Everything we’ve done in this chapter comes down to this: We saw that we can feed some input through arbitrarily complex real-valued circuit, tug at the end of the circuit with some force, and backpropagation distributes that tug through the entire circuit all the way back to the inputs. If the inputs respond slightly along the final direction of their tug, the circuit will “give” a bit along the original pull direction.
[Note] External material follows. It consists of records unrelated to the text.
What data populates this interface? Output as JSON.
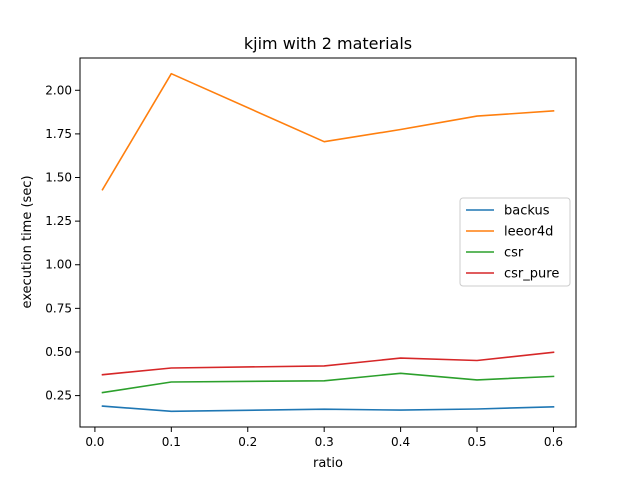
{
  "chart_data": {
    "type": "line",
    "title": "kjim with 2 materials",
    "xlabel": "ratio",
    "ylabel": "execution time (sec)",
    "x": [
      0.01,
      0.1,
      0.3,
      0.4,
      0.5,
      0.6
    ],
    "xlim": [
      -0.0195,
      0.6295
    ],
    "ylim": [
      0.07,
      2.185
    ],
    "xticks": [
      0.0,
      0.1,
      0.2,
      0.3,
      0.4,
      0.5,
      0.6
    ],
    "xtick_labels": [
      "0.0",
      "0.1",
      "0.2",
      "0.3",
      "0.4",
      "0.5",
      "0.6"
    ],
    "yticks": [
      0.25,
      0.5,
      0.75,
      1.0,
      1.25,
      1.5,
      1.75,
      2.0
    ],
    "ytick_labels": [
      "0.25",
      "0.50",
      "0.75",
      "1.00",
      "1.25",
      "1.50",
      "1.75",
      "2.00"
    ],
    "grid": false,
    "legend_position": "center-right",
    "series": [
      {
        "name": "backus",
        "color": "#1f77b4",
        "values": [
          0.19,
          0.16,
          0.172,
          0.167,
          0.173,
          0.186
        ]
      },
      {
        "name": "leeor4d",
        "color": "#ff7f0e",
        "values": [
          1.43,
          2.095,
          1.705,
          1.775,
          1.852,
          1.882
        ]
      },
      {
        "name": "csr",
        "color": "#2ca02c",
        "values": [
          0.267,
          0.328,
          0.335,
          0.378,
          0.34,
          0.36
        ]
      },
      {
        "name": "csr_pure",
        "color": "#d62728",
        "values": [
          0.37,
          0.408,
          0.42,
          0.465,
          0.451,
          0.498
        ]
      }
    ]
  }
}
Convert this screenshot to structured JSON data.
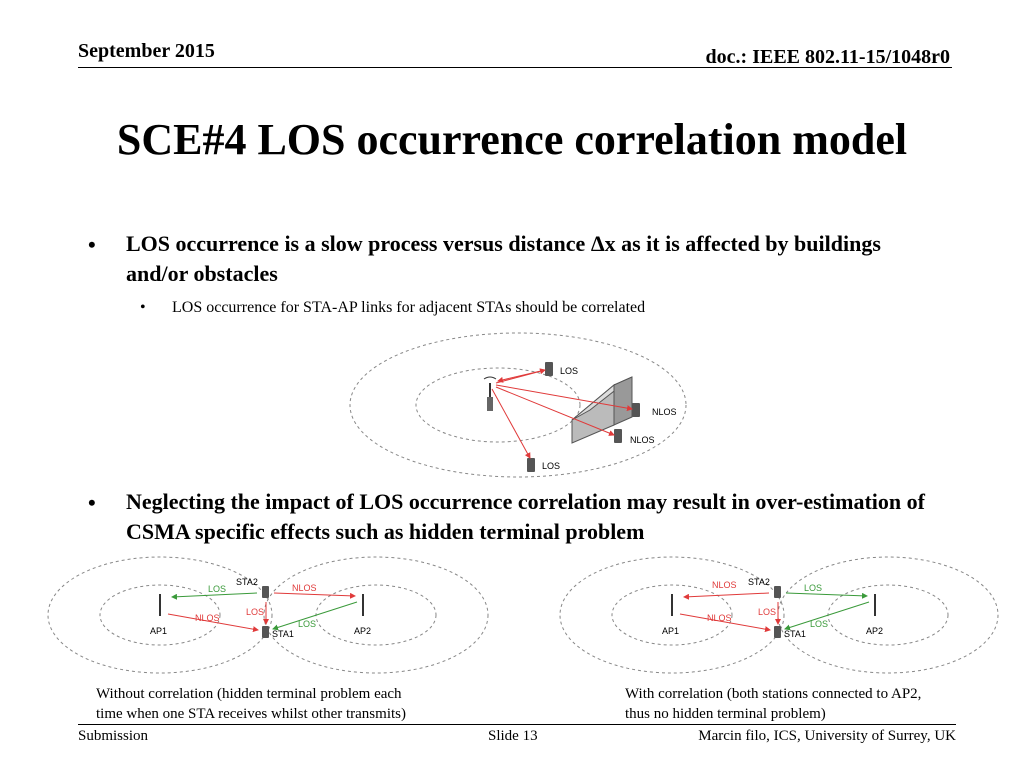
{
  "header": {
    "date": "September 2015",
    "doc_id": "doc.: IEEE 802.11-15/1048r0"
  },
  "title": "SCE#4 LOS occurrence correlation model",
  "bullets": [
    {
      "marker": "•",
      "text": "LOS occurrence is a slow process versus distance Δx as it is affected by buildings and/or obstacles",
      "sub": [
        {
          "marker": "•",
          "text": "LOS occurrence for STA-AP links for adjacent STAs should be correlated"
        }
      ]
    },
    {
      "marker": "•",
      "text": "Neglecting the impact of LOS occurrence correlation may result in over-estimation of CSMA specific effects such as hidden terminal problem"
    }
  ],
  "diagram_top": {
    "labels": {
      "los_1": "LOS",
      "nlos_1": "NLOS",
      "nlos_2": "NLOS",
      "los_2": "LOS"
    }
  },
  "diagram_left": {
    "labels": {
      "sta2": "STA2",
      "sta1": "STA1",
      "ap1": "AP1",
      "ap2": "AP2",
      "l1": "LOS",
      "l2": "NLOS",
      "l3": "LOS",
      "l4": "NLOS",
      "l5": "LOS"
    }
  },
  "diagram_right": {
    "labels": {
      "sta2": "STA2",
      "sta1": "STA1",
      "ap1": "AP1",
      "ap2": "AP2",
      "l1": "NLOS",
      "l2": "LOS",
      "l3": "LOS",
      "l4": "NLOS",
      "l5": "LOS"
    }
  },
  "captions": {
    "left": [
      "Without correlation (hidden terminal problem each",
      "time when one STA receives whilst other transmits)"
    ],
    "right": [
      "With correlation (both stations connected to AP2,",
      "thus no hidden terminal problem)"
    ]
  },
  "footer": {
    "left": "Submission",
    "center": "Slide 13",
    "right": "Marcin filo, ICS, University of Surrey, UK"
  },
  "colors": {
    "los_link": "#3a9a3a",
    "nlos_link": "#e03a3a",
    "ring": "#888888"
  }
}
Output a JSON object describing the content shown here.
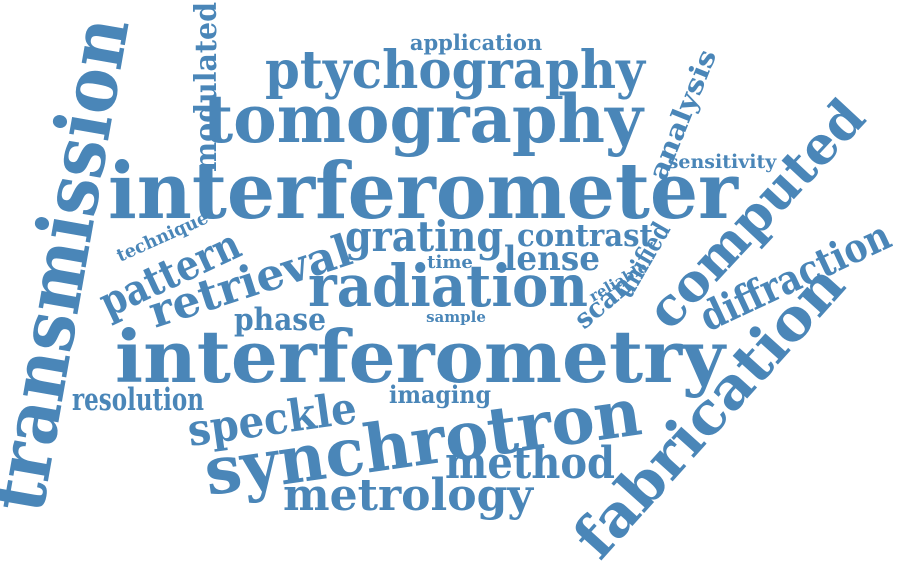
{
  "word_color": "#4a86b8",
  "background": "#ffffff",
  "words": [
    {
      "text": "application"
    },
    {
      "text": "ptychography"
    },
    {
      "text": "tomography"
    },
    {
      "text": "modulated"
    },
    {
      "text": "analysis"
    },
    {
      "text": "sensitivity"
    },
    {
      "text": "interferometer"
    },
    {
      "text": "computed"
    },
    {
      "text": "technique"
    },
    {
      "text": "pattern"
    },
    {
      "text": "retrieval"
    },
    {
      "text": "grating"
    },
    {
      "text": "contrast"
    },
    {
      "text": "time"
    },
    {
      "text": "lense"
    },
    {
      "text": "unified"
    },
    {
      "text": "reliable"
    },
    {
      "text": "scan"
    },
    {
      "text": "radiation"
    },
    {
      "text": "diffraction"
    },
    {
      "text": "phase"
    },
    {
      "text": "sample"
    },
    {
      "text": "interferometry"
    },
    {
      "text": "fabrication"
    },
    {
      "text": "resolution"
    },
    {
      "text": "imaging"
    },
    {
      "text": "speckle"
    },
    {
      "text": "synchrotron"
    },
    {
      "text": "method"
    },
    {
      "text": "metrology"
    },
    {
      "text": "transmission"
    }
  ]
}
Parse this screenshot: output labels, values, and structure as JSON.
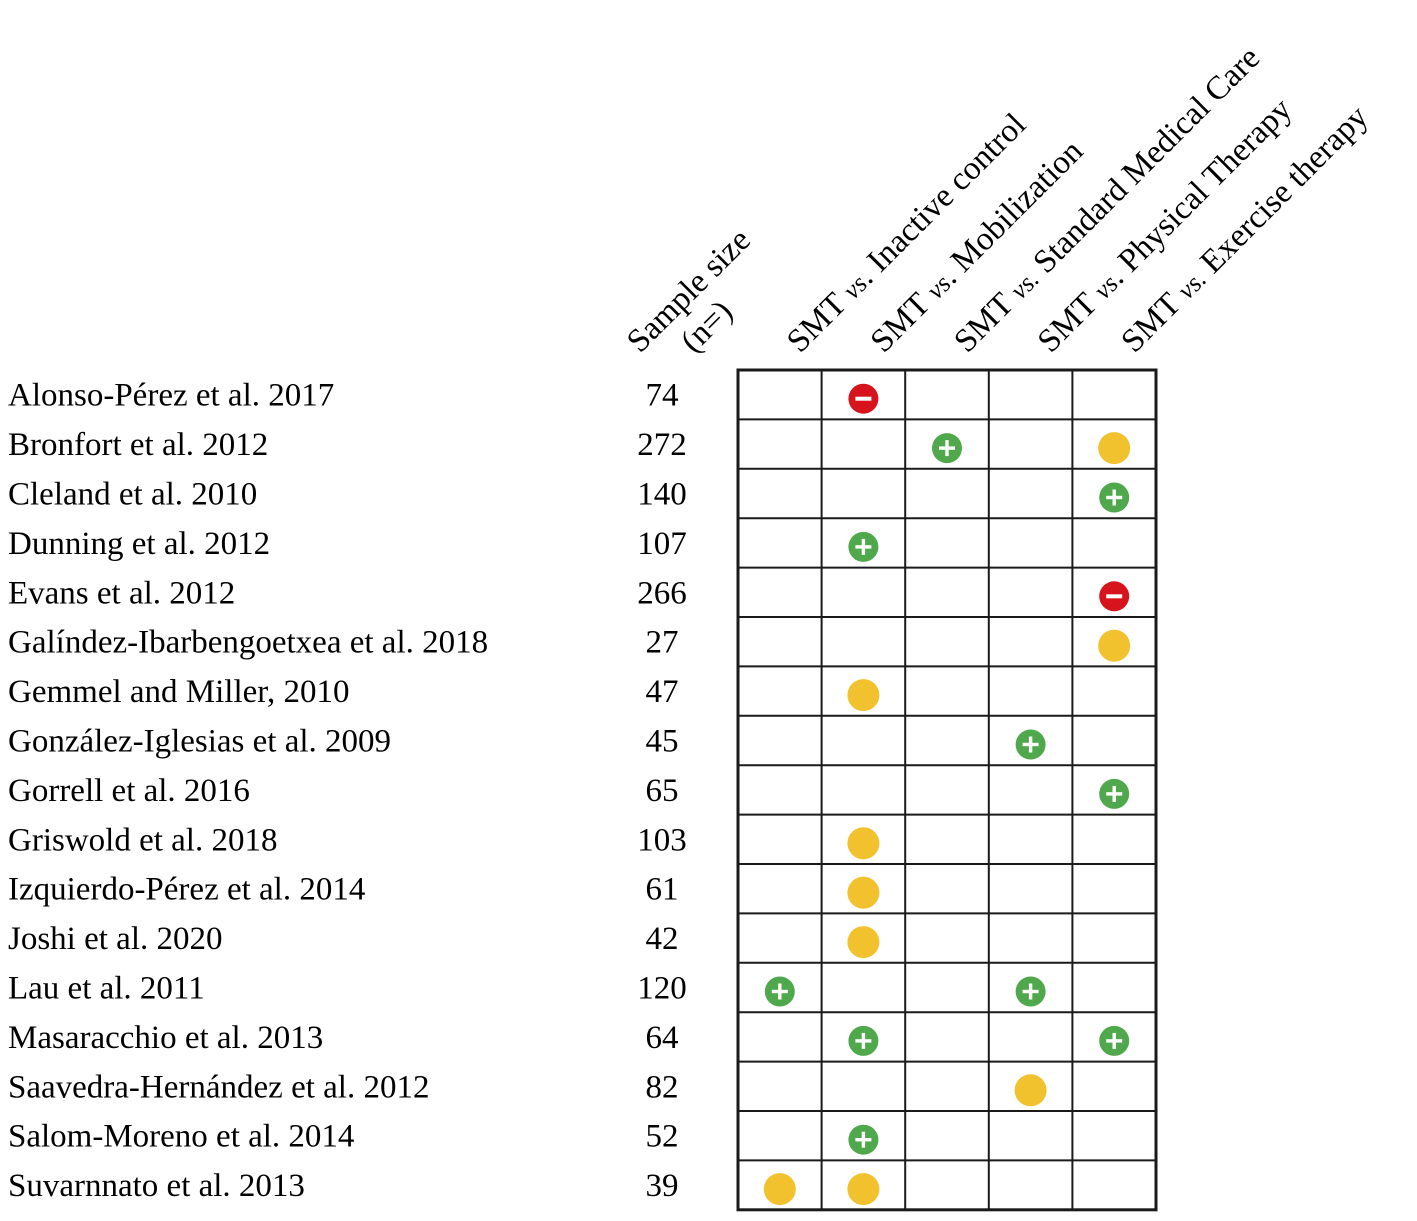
{
  "chart_data": {
    "type": "table",
    "sample_size_header": [
      "Sample size",
      "(n=)"
    ],
    "columns": [
      {
        "key": "inactive",
        "pre": "SMT ",
        "vs": "vs",
        "post": ". Inactive control"
      },
      {
        "key": "mobilization",
        "pre": "SMT ",
        "vs": "vs",
        "post": ". Mobilization"
      },
      {
        "key": "standard",
        "pre": "SMT ",
        "vs": "vs.",
        "post": " Standard Medical Care"
      },
      {
        "key": "physical",
        "pre": "SMT ",
        "vs": "vs",
        "post": ". Physical Therapy"
      },
      {
        "key": "exercise",
        "pre": "SMT ",
        "vs": "vs.",
        "post": " Exercise therapy"
      }
    ],
    "symbols": {
      "positive": {
        "color": "#4fa84b",
        "glyph": "+"
      },
      "negative": {
        "color": "#d7141c",
        "glyph": "−"
      },
      "neutral": {
        "color": "#f2c12e",
        "glyph": ""
      }
    },
    "rows": [
      {
        "study": "Alonso-Pérez et al. 2017",
        "n": "74",
        "cells": [
          null,
          "negative",
          null,
          null,
          null
        ]
      },
      {
        "study": "Bronfort et al. 2012",
        "n": "272",
        "cells": [
          null,
          null,
          "positive",
          null,
          "neutral"
        ]
      },
      {
        "study": "Cleland et al. 2010",
        "n": "140",
        "cells": [
          null,
          null,
          null,
          null,
          "positive"
        ]
      },
      {
        "study": "Dunning et al. 2012",
        "n": "107",
        "cells": [
          null,
          "positive",
          null,
          null,
          null
        ]
      },
      {
        "study": "Evans et al. 2012",
        "n": "266",
        "cells": [
          null,
          null,
          null,
          null,
          "negative"
        ]
      },
      {
        "study": "Galíndez-Ibarbengoetxea et al. 2018",
        "n": "27",
        "cells": [
          null,
          null,
          null,
          null,
          "neutral"
        ]
      },
      {
        "study": "Gemmel and Miller, 2010",
        "n": "47",
        "cells": [
          null,
          "neutral",
          null,
          null,
          null
        ]
      },
      {
        "study": "González-Iglesias et al. 2009",
        "n": "45",
        "cells": [
          null,
          null,
          null,
          "positive",
          null
        ]
      },
      {
        "study": "Gorrell et al. 2016",
        "n": "65",
        "cells": [
          null,
          null,
          null,
          null,
          "positive"
        ]
      },
      {
        "study": "Griswold et al. 2018",
        "n": "103",
        "cells": [
          null,
          "neutral",
          null,
          null,
          null
        ]
      },
      {
        "study": "Izquierdo-Pérez et al. 2014",
        "n": "61",
        "cells": [
          null,
          "neutral",
          null,
          null,
          null
        ]
      },
      {
        "study": "Joshi et al. 2020",
        "n": "42",
        "cells": [
          null,
          "neutral",
          null,
          null,
          null
        ]
      },
      {
        "study": "Lau et al. 2011",
        "n": "120",
        "cells": [
          "positive",
          null,
          null,
          "positive",
          null
        ]
      },
      {
        "study": "Masaracchio et al. 2013",
        "n": "64",
        "cells": [
          null,
          "positive",
          null,
          null,
          "positive"
        ]
      },
      {
        "study": "Saavedra-Hernández et al. 2012",
        "n": "82",
        "cells": [
          null,
          null,
          null,
          "neutral",
          null
        ]
      },
      {
        "study": "Salom-Moreno et al. 2014",
        "n": "52",
        "cells": [
          null,
          "positive",
          null,
          null,
          null
        ]
      },
      {
        "study": "Suvarnnato et al. 2013",
        "n": "39",
        "cells": [
          "neutral",
          "neutral",
          null,
          null,
          null
        ]
      }
    ]
  }
}
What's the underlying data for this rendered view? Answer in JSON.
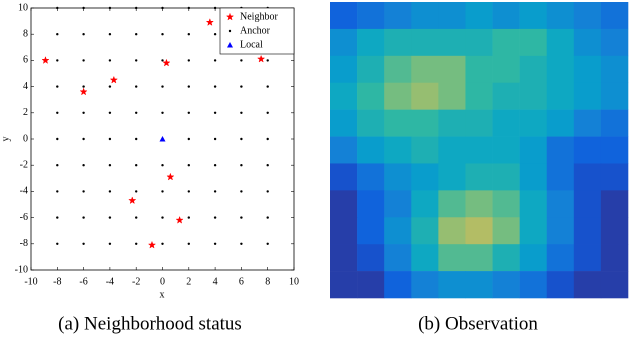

Maybe this is not immediately obvious, but this machinery is a powerful hammer for Machine Learning.

# Machine Learning

## SVM

In [None]:

class Circuit():
    
    self.mulg0 = multiplyGate()
    self.mulg1 = multiplyGate()
    self.addg0 = addGate()
    self.addg1 = addGate()
    
    def forward(self,x,y,a,b,c):
        self.ax = self.mulg0.forward(a,x)
        self.by = self.mulg1.forward(b,y)
        self.axpby = self.addg0.forward(self.ax,self.by)
        self.axpbypc = self.addg1.forward(self.axpby,c)
        
        return self.axpbypc
    
    def backward(gradient_top):
        self.axpbyc.grad = gradient_top
        self.addg1.backward()
        self.addg0.backward()
        self.mulg1.backward()
        self.mulg0.backward()

In [None]:
#SVM class

class SVM():
    
    self.a = Unit(1.0,0.0)
    self.b = Unit(-2.0,0.0)
    self.c = Unit(-1.0,0.0)
    
    self.circuit = Circuit()
    
    def forward(self,x,y):
        self.unit_out = self.circuit.forward(x,y,self.a,self.b,self.c)
        return self.unit_out
    
    def backward(label):
        
        self.a.grad = 0
        self.b.grad = 0
        self.c.grad = 0
        
        pull = 0.0
        if(label == 1 && self.unit_out.value < 1):
            pull = 1
        if(label == -1 && self.unit_out.value > -1):
            pull = -1
            
        self.circuit.backward(pull)
        
        self.a.grad += - self.a.value
        self.b.grad += - self.b.value
        
        def learnFrom(x,y,label):
            self.forward(x,y)
            self.backward(label)
            self.parameterUpdate()